Grapes collected during a harvest near the village of Vazisubani, Georgia. New research indicates that wine has been made in the country for at least 8,000 years. (file photo)

The world's earliest evidence of grape winemaking has been detected in 8,000-year-old pottery jars unearthed in Georgia, making the tradition almost 1,000 years older than previously thought, researchers said on November 13.

Previously, the oldest chemical evidence of wine in the Near East dated to 5,400-5,000 BC and was from the Zagros Mountains of Iran, said a report in the Proceedings of the National Academy of Sciences, a U.S. journal.

The world's very first wine is thought to have been made mostly from rice in China around 9,000 years ago, followed by the grape-based alcohol found in Iran. The find in Georgia dates to about 6,000 BC, the researchers said.

"We believe this is the oldest example of the domestication of a wild-growing Eurasian grapevine solely for the production of wine," said co-author Stephen Batiuk, a senior research associate at the University of Toronto.

Georgia, using the same Eurasian grape variety, Vitis vinifera, remains a major wine-growing region today.

"The wine was probably made similarly to the traditional qvevri method in Georgia today, where the grapes are crushed and the fruit, stems, and seeds are all fermented together," Batiuk said.
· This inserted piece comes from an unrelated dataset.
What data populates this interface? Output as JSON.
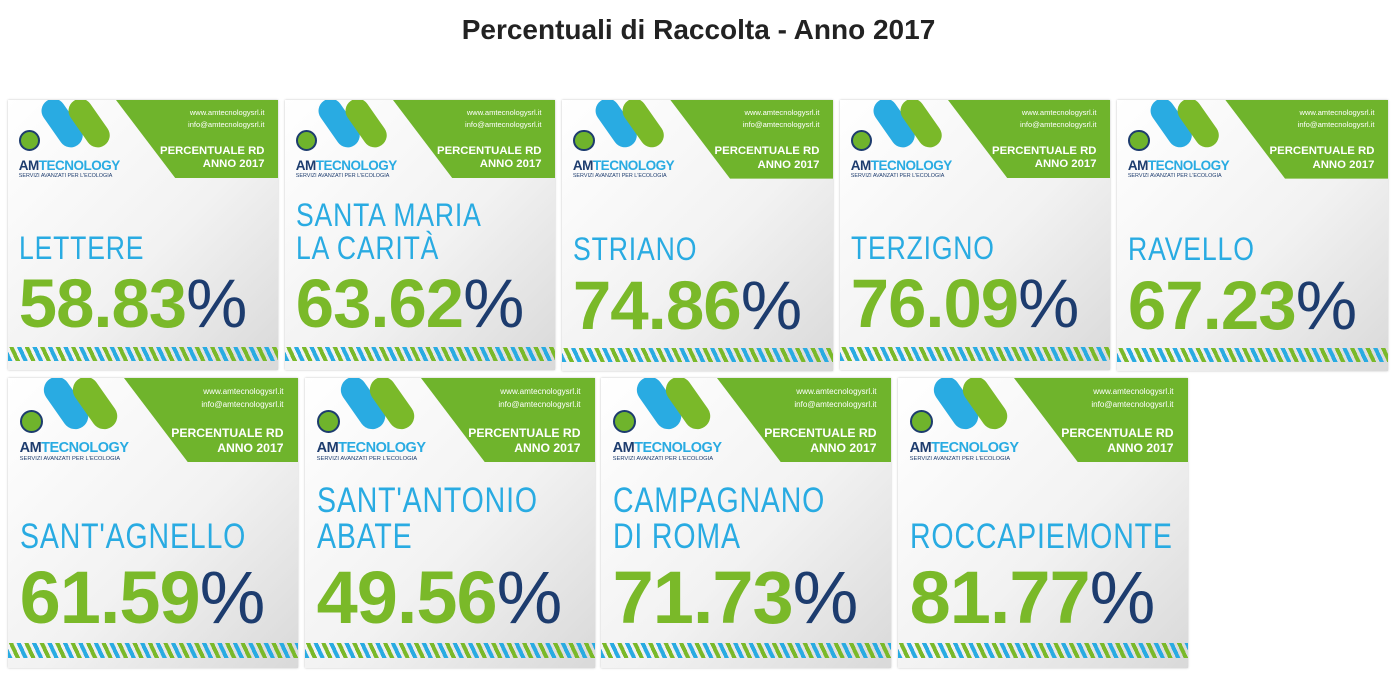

David Lordkipanidze, director of the Georgian National Museum who helped lead the research, said wines made in Georgia today still use large qvevri jars similar to the ancient ones, which measured 80 centimeters tall and 40 centimeters wide.

The team of researchers hailed from the United States, Canada, Denmark, France, Italy, Israel, and Georgia. They have been working for the past four years to re-analyze archeological sites that were found decades ago.

The fragments of ceramic casks, some decorated with grape motifs and able to hold up to 300 liters, were found at two archaeological sites called Gadachrili Gora and Shulaveris Gora dating from the Neolithic period, about 50 kilometers south of the Georgian capital Tbilisi.

Researchers used a combination of mass spectrometry and chromatography techniques to identify the compounds found in wine in the ancient jar fragments.

Their chemical analysis "confirmed tartaric acid, the fingerprint compound for grape and wine," they said in their report.

Wine 'Central' To Western Civilization

Researchers also found three organic acids associated with wine -- malic, succinic and citric -- in the residue from the jars.

"The Eurasian grapevine that now accounts for 99.9 per cent of wine made in the world today, has its roots in Caucasia," Batiuk said, adding that the domestication of the grape "eventually led to the emergence of a wine culture in the region."

"Alcohol had an important role in societies in the past just as today," he said. "Wine is central to civilization as we know it in the West."

"As a medicine, social lubricant, mind-altering substance, and highly valued commodity, wine became the focus of religious cults, pharmacopoeias, cuisines, economies, and society in the ancient Near East," he said.

But the study's lead author, Patrick McGovern, a scientific director at the Penn Museum in Philadelphia who also co-authored the 1996 Nature study that placed the earliest evidence for grape wine in Iran, said the search for the truly oldest wine artifacts will continue.

"Other sites in the South Caucasus in Armenia and Azerbaijan might eventually produce even earlier evidence for viniculture than Georgia," McGovern said.

"The Taurus Mountains of eastern Turkey are also a prime candidate for further exploration with its monumental sites at Gobekli Tepe and Nevali Cori at the headwaters of the Tigris River," dating as far back as 9,500 BC, he said.